- Born: 1951 (age 74–75)
- Education: St. John's College; University of Vermont; University of Massachusetts; Harvard University;
- Partner: Priscilla "Pippi" née Lindsay
- Scientific career
- Institutions: Harvard University

= Peter T. Ellison =

American anthropologist

Peter Thorpe Ellison (born 1951) is an American anthropologist who researches human reproductive ecology. His work has been recognized with a Guggenheim Fellowship and membership of the National Academy of Sciences, among other honors. He has also served as the editor-in-chief of the American Journal of Human Biology and American Journal of Physical Anthropology and editor of Annual Review of Anthropology.

==Early life and education==
Peter Thorpe Ellison was born in 1951 to parents John W. Ellison, an Episcopal reverend, and Mary . He initially went to St.

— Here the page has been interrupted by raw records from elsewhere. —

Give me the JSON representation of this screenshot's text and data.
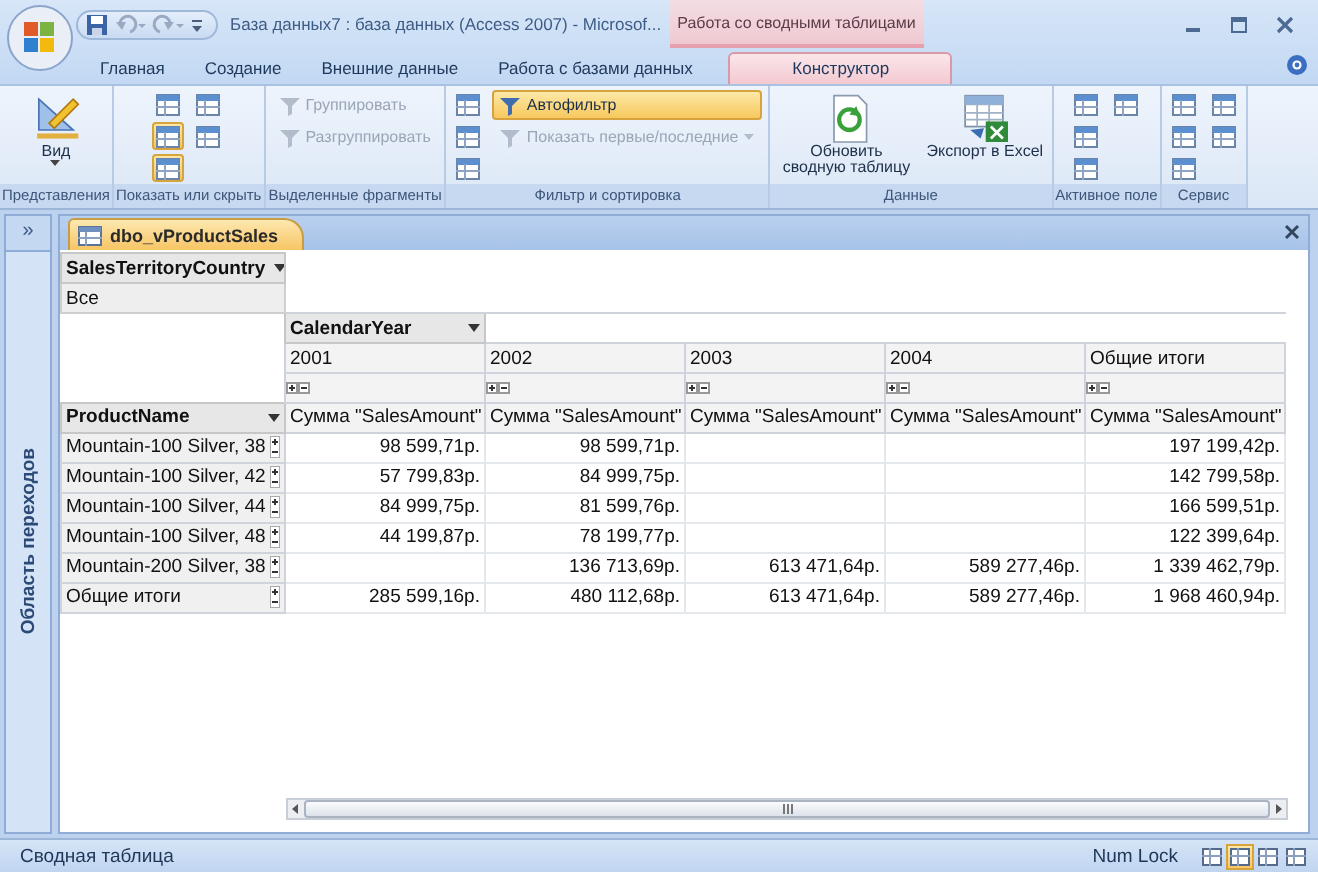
{
  "window": {
    "title": "База данных7 : база данных (Access 2007) - Microsof..."
  },
  "contextual_tab_group": "Работа со сводными таблицами",
  "ribbon_tabs": [
    {
      "label": "Главная",
      "selected": false
    },
    {
      "label": "Создание",
      "selected": false
    },
    {
      "label": "Внешние данные",
      "selected": false
    },
    {
      "label": "Работа с базами данных",
      "selected": false
    },
    {
      "label": "Конструктор",
      "selected": true
    }
  ],
  "ribbon_groups": [
    {
      "label": "Представления",
      "commands": [
        {
          "kind": "large",
          "label": "Вид",
          "dropdown": true
        }
      ]
    },
    {
      "label": "Показать или скрыть",
      "commands": [
        {
          "kind": "icon",
          "pressed": false
        },
        {
          "kind": "icon",
          "pressed": true
        },
        {
          "kind": "icon",
          "pressed": true
        },
        {
          "kind": "icon",
          "pressed": false
        },
        {
          "kind": "icon",
          "pressed": false
        }
      ]
    },
    {
      "label": "Выделенные фрагменты",
      "commands": [
        {
          "kind": "small",
          "label": "Группировать",
          "disabled": true
        },
        {
          "kind": "small",
          "label": "Разгруппировать",
          "disabled": true
        }
      ]
    },
    {
      "label": "Фильтр и сортировка",
      "commands": [
        {
          "kind": "icon",
          "pressed": false
        },
        {
          "kind": "icon",
          "pressed": false
        },
        {
          "kind": "icon",
          "pressed": false
        },
        {
          "kind": "small",
          "label": "Автофильтр",
          "pressed": true,
          "disabled": false
        },
        {
          "kind": "small",
          "label": "Показать первые/последние",
          "disabled": true,
          "dropdown": true
        }
      ]
    },
    {
      "label": "Данные",
      "commands": [
        {
          "kind": "large",
          "label": "Обновить сводную таблицу"
        },
        {
          "kind": "large",
          "label": "Экспорт в Excel"
        }
      ]
    },
    {
      "label": "Активное поле",
      "commands": [
        {
          "kind": "icon",
          "pressed": false
        },
        {
          "kind": "icon",
          "pressed": false
        },
        {
          "kind": "icon",
          "pressed": false
        },
        {
          "kind": "icon",
          "pressed": false
        }
      ]
    },
    {
      "label": "Сервис",
      "commands": [
        {
          "kind": "icon",
          "pressed": false
        },
        {
          "kind": "icon",
          "pressed": false
        },
        {
          "kind": "icon",
          "pressed": false
        },
        {
          "kind": "icon",
          "pressed": false
        },
        {
          "kind": "icon",
          "pressed": false
        }
      ]
    }
  ],
  "navigation_pane": {
    "toggle": "»",
    "title": "Область переходов"
  },
  "document_tab": {
    "label": "dbo_vProductSales"
  },
  "pivot": {
    "filter_field": "SalesTerritoryCountry",
    "filter_value": "Все",
    "column_field": "CalendarYear",
    "row_field": "ProductName",
    "columns": [
      {
        "label": "2001",
        "measure": "Сумма \"SalesAmount\""
      },
      {
        "label": "2002",
        "measure": "Сумма \"SalesAmount\""
      },
      {
        "label": "2003",
        "measure": "Сумма \"SalesAmount\""
      },
      {
        "label": "2004",
        "measure": "Сумма \"SalesAmount\""
      },
      {
        "label": "Общие итоги",
        "measure": "Сумма \"SalesAmount\""
      }
    ],
    "rows": [
      {
        "label": "Mountain-100 Silver, 38",
        "values": {
          "column_1": "98 599,71р.",
          "column_2": "98 599,71р.",
          "column_5": "197 199,42р."
        }
      },
      {
        "label": "Mountain-100 Silver, 42",
        "values": {
          "column_1": "57 799,83р.",
          "column_2": "84 999,75р.",
          "column_5": "142 799,58р."
        }
      },
      {
        "label": "Mountain-100 Silver, 44",
        "values": {
          "column_1": "84 999,75р.",
          "column_2": "81 599,76р.",
          "column_5": "166 599,51р."
        }
      },
      {
        "label": "Mountain-100 Silver, 48",
        "values": {
          "column_1": "44 199,87р.",
          "column_2": "78 199,77р.",
          "column_5": "122 399,64р."
        }
      },
      {
        "label": "Mountain-200 Silver, 38",
        "values": {
          "column_2": "136 713,69р.",
          "column_3": "613 471,64р.",
          "column_4": "589 277,46р.",
          "column_5": "1 339 462,79р."
        }
      },
      {
        "label": "Общие итоги",
        "values": {
          "column_1": "285 599,16р.",
          "column_2": "480 112,68р.",
          "column_3": "613 471,64р.",
          "column_4": "589 277,46р.",
          "column_5": "1 968 460,94р."
        }
      }
    ]
  },
  "status_bar": {
    "text": "Сводная таблица",
    "indicator": "Num Lock",
    "view_buttons": [
      {
        "selected": false
      },
      {
        "selected": true
      },
      {
        "selected": false
      },
      {
        "selected": false
      }
    ]
  }
}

John's College in Annapolis, Maryland, where he at first majored in humanities. Upon reading Darwin's On the Origin of Species, he became more interested in biology and transferred to the University of Vermont, finishing his undergraduate degree in 1975. He graduated from the University of Massachusetts with his master's degree in 1980. He later attended Harvard University for his PhD.

==Career==
Ellison researches how the human reproductive system interacts with external factors, which is known as human reproductive ecology. After finishing his PhD, he accepted a position in 1983 to remain at Harvard, where he currently works. He has served as the chair of Department of Anthropology and dean of the Graduate School of Arts and Sciences at different points.

He has been the editor-in-chief of several academic journals, including the American Journal of Human Biology, Annual Review of Anthropology, and American Journal of Physical Anthropology. He has authored or edited several books, including Reproductive Ecology and Human Evolution (2001), On Fertile Ground (2001), and Endocrinology of Social Relationships (2009).

==Awards and honors==
In 1998 he was awarded a Guggenheim Fellowship for his research. He was elected as a member of the National Academy of Sciences in 2006. In 2019 he received the Franz Boas Lifetime Achievement Award from the Human Biology Association. He is also a fellow of the American Association for the Advancement of Science.

==Personal life==
His wife, Priscilla "Pippi" , also attended St. John's, which is where they met as freshman.
They were married at age 21 and both transferred to the University of Vermont.